Golden Force - recensione
Golden Force è una strana creatura. È come se Wonder Boy fosse catapultato nei mondi di Super Mario, per poi sfociare nei laboratori di Megaman. Lunghi tragitti, irti di nemici e trappole, conducono all'incontro con un poderoso boss, annunciato da allarmi futuristici a tutto schermo. Lo stile retro e la pixel art deliziosa nascondono un mondo fatto di abomini e tanta difficoltà, a tratti impietosa.

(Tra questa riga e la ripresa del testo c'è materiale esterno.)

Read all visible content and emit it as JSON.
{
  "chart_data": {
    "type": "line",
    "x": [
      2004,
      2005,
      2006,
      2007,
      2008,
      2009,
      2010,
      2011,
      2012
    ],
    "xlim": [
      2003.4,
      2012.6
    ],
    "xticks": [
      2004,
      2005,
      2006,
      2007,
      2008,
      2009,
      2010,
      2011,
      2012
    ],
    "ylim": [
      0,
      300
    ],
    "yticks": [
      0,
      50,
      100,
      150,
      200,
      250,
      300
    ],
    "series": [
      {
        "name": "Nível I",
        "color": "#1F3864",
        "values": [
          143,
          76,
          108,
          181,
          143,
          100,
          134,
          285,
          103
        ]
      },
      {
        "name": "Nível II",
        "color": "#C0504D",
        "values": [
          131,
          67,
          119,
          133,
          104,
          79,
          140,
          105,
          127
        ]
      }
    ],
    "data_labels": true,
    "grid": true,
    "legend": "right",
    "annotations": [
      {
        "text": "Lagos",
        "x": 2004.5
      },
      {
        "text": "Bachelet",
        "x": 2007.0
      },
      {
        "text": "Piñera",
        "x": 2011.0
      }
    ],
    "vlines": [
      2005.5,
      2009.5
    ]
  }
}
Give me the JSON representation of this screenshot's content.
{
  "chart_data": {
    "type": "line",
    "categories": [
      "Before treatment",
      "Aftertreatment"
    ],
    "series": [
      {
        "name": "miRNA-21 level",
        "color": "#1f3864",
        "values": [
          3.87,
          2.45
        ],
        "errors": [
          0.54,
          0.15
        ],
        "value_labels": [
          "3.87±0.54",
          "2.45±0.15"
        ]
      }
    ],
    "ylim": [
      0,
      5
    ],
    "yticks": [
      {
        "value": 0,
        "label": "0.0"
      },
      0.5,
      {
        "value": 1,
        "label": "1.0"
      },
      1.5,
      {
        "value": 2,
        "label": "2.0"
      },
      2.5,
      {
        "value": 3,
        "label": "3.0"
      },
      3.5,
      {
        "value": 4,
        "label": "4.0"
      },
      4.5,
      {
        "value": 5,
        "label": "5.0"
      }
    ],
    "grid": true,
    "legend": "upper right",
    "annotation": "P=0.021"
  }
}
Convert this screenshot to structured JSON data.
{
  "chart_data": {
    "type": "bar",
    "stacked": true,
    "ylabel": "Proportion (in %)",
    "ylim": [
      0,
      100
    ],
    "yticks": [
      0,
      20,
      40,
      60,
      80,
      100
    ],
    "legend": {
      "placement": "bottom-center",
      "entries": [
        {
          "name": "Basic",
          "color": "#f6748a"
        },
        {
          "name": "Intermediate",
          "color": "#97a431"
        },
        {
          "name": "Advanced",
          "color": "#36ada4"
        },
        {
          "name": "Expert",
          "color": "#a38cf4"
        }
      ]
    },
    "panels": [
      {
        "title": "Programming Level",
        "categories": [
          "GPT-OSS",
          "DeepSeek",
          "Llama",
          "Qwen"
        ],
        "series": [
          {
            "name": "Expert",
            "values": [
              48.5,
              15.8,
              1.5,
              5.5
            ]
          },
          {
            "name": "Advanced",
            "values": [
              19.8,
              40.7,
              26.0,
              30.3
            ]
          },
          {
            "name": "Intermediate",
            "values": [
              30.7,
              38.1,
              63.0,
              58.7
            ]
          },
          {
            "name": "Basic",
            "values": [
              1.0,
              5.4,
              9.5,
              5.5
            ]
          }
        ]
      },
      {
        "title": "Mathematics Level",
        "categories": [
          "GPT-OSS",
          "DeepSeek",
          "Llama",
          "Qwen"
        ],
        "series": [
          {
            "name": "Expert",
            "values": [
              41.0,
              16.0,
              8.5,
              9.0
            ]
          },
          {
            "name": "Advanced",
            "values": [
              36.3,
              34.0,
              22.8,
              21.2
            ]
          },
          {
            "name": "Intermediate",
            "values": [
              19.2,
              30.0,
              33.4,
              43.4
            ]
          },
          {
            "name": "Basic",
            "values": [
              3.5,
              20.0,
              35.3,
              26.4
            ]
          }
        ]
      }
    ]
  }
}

Nel fantastico arcipelago Muscle, governato da un re demone, mostri grotteschi e tesori attendono i coraggiosi giocatori. Golden Force è una caccia all'oro, a opera di un gruppo di mercenari che temono soltanto la bancarotta e non hanno paura di fare esplodere i propri nemici in comiche pozze di sangue. Non c'è niente quindi del senso di esplorazione e meraviglia che caratterizza saghe come Shantae; niente della virtù che contraddistingue l'idraulico più famoso del mondo e il blue bomber.
Qui finisce il plot, tutto il resto è gameplay arcade, side scroller, in 22 livelli che senza sosta sfidano e puniscono i riflessi del giocatore. L'ironia di fondo del gioco, firmato Storybird Studio, ha vita breve perché non costruisce ulteriormente su queste premesse narrative, ma basta a far tremare tutti coloro che s'erano aspettati una passeggiata all'insegna dei primi anni '90. In apparenza siamo di fronte all'ennesimo titolo che prova a seguire la scia tracciata dai successi di Shovel Knight e Cuphead.